At this moment, the code works fine when I run the following command:
```
$ sbt "testOnly riscv.singlecycle.HW2Test"
```
And then I do the following operations:
1. Modify `hw2_asm.S`.
- Make the code to store its results in memory address `0x0000000C`, `0x00000008`, and `0x00000004`.
2. Write corresponding test code in `CPUTest.scala`.
The modified code still pass the test.
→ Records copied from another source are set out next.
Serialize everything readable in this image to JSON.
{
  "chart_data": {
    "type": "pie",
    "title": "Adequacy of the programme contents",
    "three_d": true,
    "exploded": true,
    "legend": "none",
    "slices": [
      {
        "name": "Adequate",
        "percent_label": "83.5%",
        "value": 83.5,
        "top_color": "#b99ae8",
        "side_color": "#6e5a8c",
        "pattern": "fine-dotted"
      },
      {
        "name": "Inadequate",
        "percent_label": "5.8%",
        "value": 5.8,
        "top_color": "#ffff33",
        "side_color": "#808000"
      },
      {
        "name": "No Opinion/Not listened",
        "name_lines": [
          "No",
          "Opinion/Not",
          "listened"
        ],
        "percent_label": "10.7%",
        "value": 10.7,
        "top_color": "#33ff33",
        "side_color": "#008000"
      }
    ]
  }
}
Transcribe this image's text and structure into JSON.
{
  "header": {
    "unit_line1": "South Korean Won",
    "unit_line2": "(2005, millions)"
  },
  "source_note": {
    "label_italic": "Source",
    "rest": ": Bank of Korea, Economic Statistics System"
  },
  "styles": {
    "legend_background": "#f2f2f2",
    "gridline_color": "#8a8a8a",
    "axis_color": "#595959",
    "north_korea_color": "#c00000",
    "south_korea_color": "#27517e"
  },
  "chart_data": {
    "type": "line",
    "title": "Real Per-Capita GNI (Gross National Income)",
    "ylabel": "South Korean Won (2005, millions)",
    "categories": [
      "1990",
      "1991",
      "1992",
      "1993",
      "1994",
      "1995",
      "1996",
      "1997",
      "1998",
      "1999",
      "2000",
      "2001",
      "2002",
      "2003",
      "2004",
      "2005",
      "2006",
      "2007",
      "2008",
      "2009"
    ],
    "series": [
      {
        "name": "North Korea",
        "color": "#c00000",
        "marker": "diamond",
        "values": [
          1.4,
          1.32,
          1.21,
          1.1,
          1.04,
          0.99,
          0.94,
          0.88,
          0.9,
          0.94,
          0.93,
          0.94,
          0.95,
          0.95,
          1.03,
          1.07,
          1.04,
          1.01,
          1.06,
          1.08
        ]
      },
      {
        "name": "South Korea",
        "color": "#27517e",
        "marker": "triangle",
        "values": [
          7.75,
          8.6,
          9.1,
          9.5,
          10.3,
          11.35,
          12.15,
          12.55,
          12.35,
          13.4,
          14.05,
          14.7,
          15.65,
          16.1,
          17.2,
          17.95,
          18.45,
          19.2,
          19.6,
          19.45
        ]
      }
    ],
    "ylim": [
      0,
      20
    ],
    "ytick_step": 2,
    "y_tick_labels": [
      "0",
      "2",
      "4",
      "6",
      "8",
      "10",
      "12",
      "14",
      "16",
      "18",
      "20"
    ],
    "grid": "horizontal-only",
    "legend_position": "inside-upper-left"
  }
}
Here is the output of the test result:
```
[info] welcome to sbt 1.9.7 (Eclipse Adoptium Java 11.0.21)
[info] loading settings for project ca2023-lab3-build from plugins.sbt ...
[info] loading project definition from /home/hungyuhang/ca2023-lab3/project
[info] loading settings for project root from build.sbt ...
[info] set current project to mycpu (in build file:/home/hungyuhang/ca2023-lab3/)
[info] HW2Test:
[info] Single Cycle CPU
[info] - should calculate the leftmost-zero-byte of 3 64bit numbers
[info] Run completed in 10 seconds, 514 milliseconds.
[info] Total number of tests run: 1
[info] Suites: completed 1, aborted 0
[info] Tests: succeeded 1, failed 0, canceled 0, ignored 0, pending 0
[info] All tests passed.
[success] Total time: 14 s, completed Nov 24, 2023, 10:33:10 PM
```
### Using Verilator to Run the Assembly
Use the following command to generate the simulation executable file of the CPU:
```
$ make verilator
```
And use the following command to run `hw2_asm.asmbin` on the simulated CPU:
```
$ ./run-verilator.sh -instruction src/main/resources/hw2_asm.asmbin -time 4000 -vcd dump01.vcd
```
Output:
```
-time 4000
-memory 1048576
-instruction src/main/resources/hw2_asm.asmbin
[-------------------->] 100%
```
Use GTKWave to view the output waveform file `dump01.vcd`:
Case 1

- Instruction `0x00AE6E33` is equal to `or t3, t3, a0`.
- `alu_io_func` is 6, which stands for `ALUFunctions.or` in the CPU code.
- The value of `alu_io_reslut` is equal to `0x90A1B2C3 | 0x55007700`.
Case2

- Instruction `0x00112023` is equal to `sw ra, 0(sp)`.
- Since it is a store word instruction, `io_memory_write_enable` is 1.
- And the instruction will write the value `0x00001020` to memory address`0xFFFFFFF8`.
- The value of `alu_io_op1` is the base memory address, which is the value of `sp`.
- The value of `alu_io_op2` is the offset of the memory address, which is 0.
- The address input of the memory `io_memory_bundle_address` is `0xFFFFFFF8`, which is equal to the ALU output `alu_io_result`.
- The data input of the memory `io_memory_bundle_write_data` is `0x00001020`, which is equal to the value of `io_reg2_data`.
- And since `io_read_address2` is 1, the value of `io_reg2_data` is now the value of register `ra`.
Case3

- Instruction `0x084000EF` is equal to `jal ra, 132`.
- `io_if_jump_flag` is set to 1.
- The value of `io_if_jump_address` is equal to the sum of the current instruction address and the immediate field of the instruction, which are `0x0000101C` and `0x84` respectively.
- And from the waveform graph, we can see that the instruction address at the next clock cycle changed to `0x000010A0`, which is equal to `io_if_jump_address`.